Celebrating early successes is extremely important to reassure potential suitors interested in purchasing the business post-turnaround. “Start marketing to the market. Get to every relevant conference, key note speech and open days – and tell people that the business has changed,” says Sullivan. This must go hand in hand with regularly talking with the CQC and local authorities or clinical commissioning groups, in order to reassure them too.

While the firms’ owners and the turnaround management shouldn’t be afraid to shout from the rooftops when there’s concrete progress, they should be ready to answer tough questions as well.

Shareholders are faced with two choices once the business is back on solid ground: exiting the business or continuing to grow it organically. There are a number of potential suitors if shareholders intend on exiting, including private equity or other care businesses looking to make strategic bolt-on acquisitions.

Turning around a care home business is no mean feat, then, and steering one’s way to the other side involves a hefty amount of multitasking as well as having persuasive communication skills. Reaching the Promised Land has seen excellent returns for investors and turnaround firms in the past.
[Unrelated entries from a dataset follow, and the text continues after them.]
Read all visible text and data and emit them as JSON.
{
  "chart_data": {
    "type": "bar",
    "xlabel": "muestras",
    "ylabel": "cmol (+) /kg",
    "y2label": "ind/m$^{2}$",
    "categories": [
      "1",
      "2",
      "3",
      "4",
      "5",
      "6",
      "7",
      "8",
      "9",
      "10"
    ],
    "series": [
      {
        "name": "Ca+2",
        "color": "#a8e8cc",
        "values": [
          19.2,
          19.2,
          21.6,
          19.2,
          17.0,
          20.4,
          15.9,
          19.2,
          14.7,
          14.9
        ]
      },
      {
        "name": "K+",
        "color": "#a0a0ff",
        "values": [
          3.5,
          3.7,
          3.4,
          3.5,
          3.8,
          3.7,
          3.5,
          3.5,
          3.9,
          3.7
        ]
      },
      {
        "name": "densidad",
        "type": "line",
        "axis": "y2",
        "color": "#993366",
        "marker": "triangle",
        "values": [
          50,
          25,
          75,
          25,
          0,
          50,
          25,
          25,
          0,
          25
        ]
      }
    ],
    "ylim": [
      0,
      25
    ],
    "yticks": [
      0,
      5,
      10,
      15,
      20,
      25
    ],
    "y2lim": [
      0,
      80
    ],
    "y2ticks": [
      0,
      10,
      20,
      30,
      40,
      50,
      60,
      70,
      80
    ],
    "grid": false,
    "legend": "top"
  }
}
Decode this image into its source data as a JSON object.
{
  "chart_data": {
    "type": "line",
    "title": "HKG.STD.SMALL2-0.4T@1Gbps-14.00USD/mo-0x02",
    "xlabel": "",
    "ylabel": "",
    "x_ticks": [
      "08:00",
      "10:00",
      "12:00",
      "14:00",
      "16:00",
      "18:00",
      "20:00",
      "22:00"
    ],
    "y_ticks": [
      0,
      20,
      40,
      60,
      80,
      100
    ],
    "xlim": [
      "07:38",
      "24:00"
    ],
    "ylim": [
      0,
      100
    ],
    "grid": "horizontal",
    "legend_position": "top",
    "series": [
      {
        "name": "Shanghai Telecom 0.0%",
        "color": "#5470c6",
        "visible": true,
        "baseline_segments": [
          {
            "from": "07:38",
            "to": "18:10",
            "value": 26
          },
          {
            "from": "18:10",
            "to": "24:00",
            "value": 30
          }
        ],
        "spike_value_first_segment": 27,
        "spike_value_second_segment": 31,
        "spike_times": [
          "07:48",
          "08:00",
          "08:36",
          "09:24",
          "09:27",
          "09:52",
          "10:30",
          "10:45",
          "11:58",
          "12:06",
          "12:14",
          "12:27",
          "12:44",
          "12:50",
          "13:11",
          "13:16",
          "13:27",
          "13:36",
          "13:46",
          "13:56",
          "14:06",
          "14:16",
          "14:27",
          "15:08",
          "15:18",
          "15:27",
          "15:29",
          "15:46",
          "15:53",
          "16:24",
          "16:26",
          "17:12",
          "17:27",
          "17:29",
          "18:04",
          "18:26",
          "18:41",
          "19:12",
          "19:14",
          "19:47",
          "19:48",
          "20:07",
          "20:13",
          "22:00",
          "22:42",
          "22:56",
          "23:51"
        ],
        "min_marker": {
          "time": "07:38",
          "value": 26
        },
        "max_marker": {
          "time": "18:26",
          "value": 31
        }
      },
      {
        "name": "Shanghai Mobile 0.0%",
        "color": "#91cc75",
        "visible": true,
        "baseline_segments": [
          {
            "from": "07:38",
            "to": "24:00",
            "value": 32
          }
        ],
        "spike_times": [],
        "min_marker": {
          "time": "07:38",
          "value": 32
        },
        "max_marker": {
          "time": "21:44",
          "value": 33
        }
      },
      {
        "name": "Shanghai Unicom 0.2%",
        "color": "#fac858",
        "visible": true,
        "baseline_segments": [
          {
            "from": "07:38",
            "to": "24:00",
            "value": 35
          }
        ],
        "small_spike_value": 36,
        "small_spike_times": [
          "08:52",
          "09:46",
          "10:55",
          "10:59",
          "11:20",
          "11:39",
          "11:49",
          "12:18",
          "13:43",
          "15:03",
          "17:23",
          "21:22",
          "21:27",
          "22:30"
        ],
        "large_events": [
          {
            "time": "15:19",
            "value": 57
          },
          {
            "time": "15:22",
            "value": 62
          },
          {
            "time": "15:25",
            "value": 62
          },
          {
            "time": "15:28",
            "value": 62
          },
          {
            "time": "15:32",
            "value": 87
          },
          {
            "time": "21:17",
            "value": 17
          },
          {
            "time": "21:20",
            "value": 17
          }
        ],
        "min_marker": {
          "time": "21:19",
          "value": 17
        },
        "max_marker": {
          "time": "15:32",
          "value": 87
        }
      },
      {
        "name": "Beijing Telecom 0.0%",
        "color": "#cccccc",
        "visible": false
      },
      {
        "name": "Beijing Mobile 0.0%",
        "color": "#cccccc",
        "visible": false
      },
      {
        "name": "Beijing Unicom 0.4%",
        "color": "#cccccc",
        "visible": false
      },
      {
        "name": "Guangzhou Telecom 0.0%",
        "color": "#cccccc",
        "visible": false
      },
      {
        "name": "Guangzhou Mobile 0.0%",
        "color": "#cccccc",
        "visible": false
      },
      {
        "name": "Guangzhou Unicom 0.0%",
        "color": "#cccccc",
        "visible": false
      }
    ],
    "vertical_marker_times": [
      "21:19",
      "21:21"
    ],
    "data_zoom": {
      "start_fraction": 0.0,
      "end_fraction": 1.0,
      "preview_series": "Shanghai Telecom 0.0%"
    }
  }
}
Most importantly, though, a successful turnaround enables businesses to continue providing essential care in what is becoming an increasingly oversubscribed market.

 

Prominent turnarounds in the healthcare sector

Advantage Healthcare: Rutland Partners bought Bupa Healthcare Professionals for £9 million in December 2005. The business was subsequently rebranded as Advantage Healthcare, and sold to Interseve in 2012 for £26.5 million representing a 2.6x return for the turnaround firm.

European Care Group: Former Craegmoor chief executive Ted Smith was brought in to turnaround European Care Group (ECG) in 2011. Three years later, ECG was sold to US hedge funds E Shaw and Varde Partners for approximately £70 million. It was immediately rebranded as Embrace Group, and Trish Lee was brought in as the new chief executive. Ted Smith remains as Embrace Group chairman.

HC-One: HC-One was created in 2011 by NHP and Court Cavendish to take control of 241 NHP care homes formerly operated by Southern Cross. Court Cavendish were tasked with turning operational performance around. US private equity firm Formation Capital, investment firm, Safanad, US REIT HCP and Court Cavendish acquired NHP for £477 million in November 2014.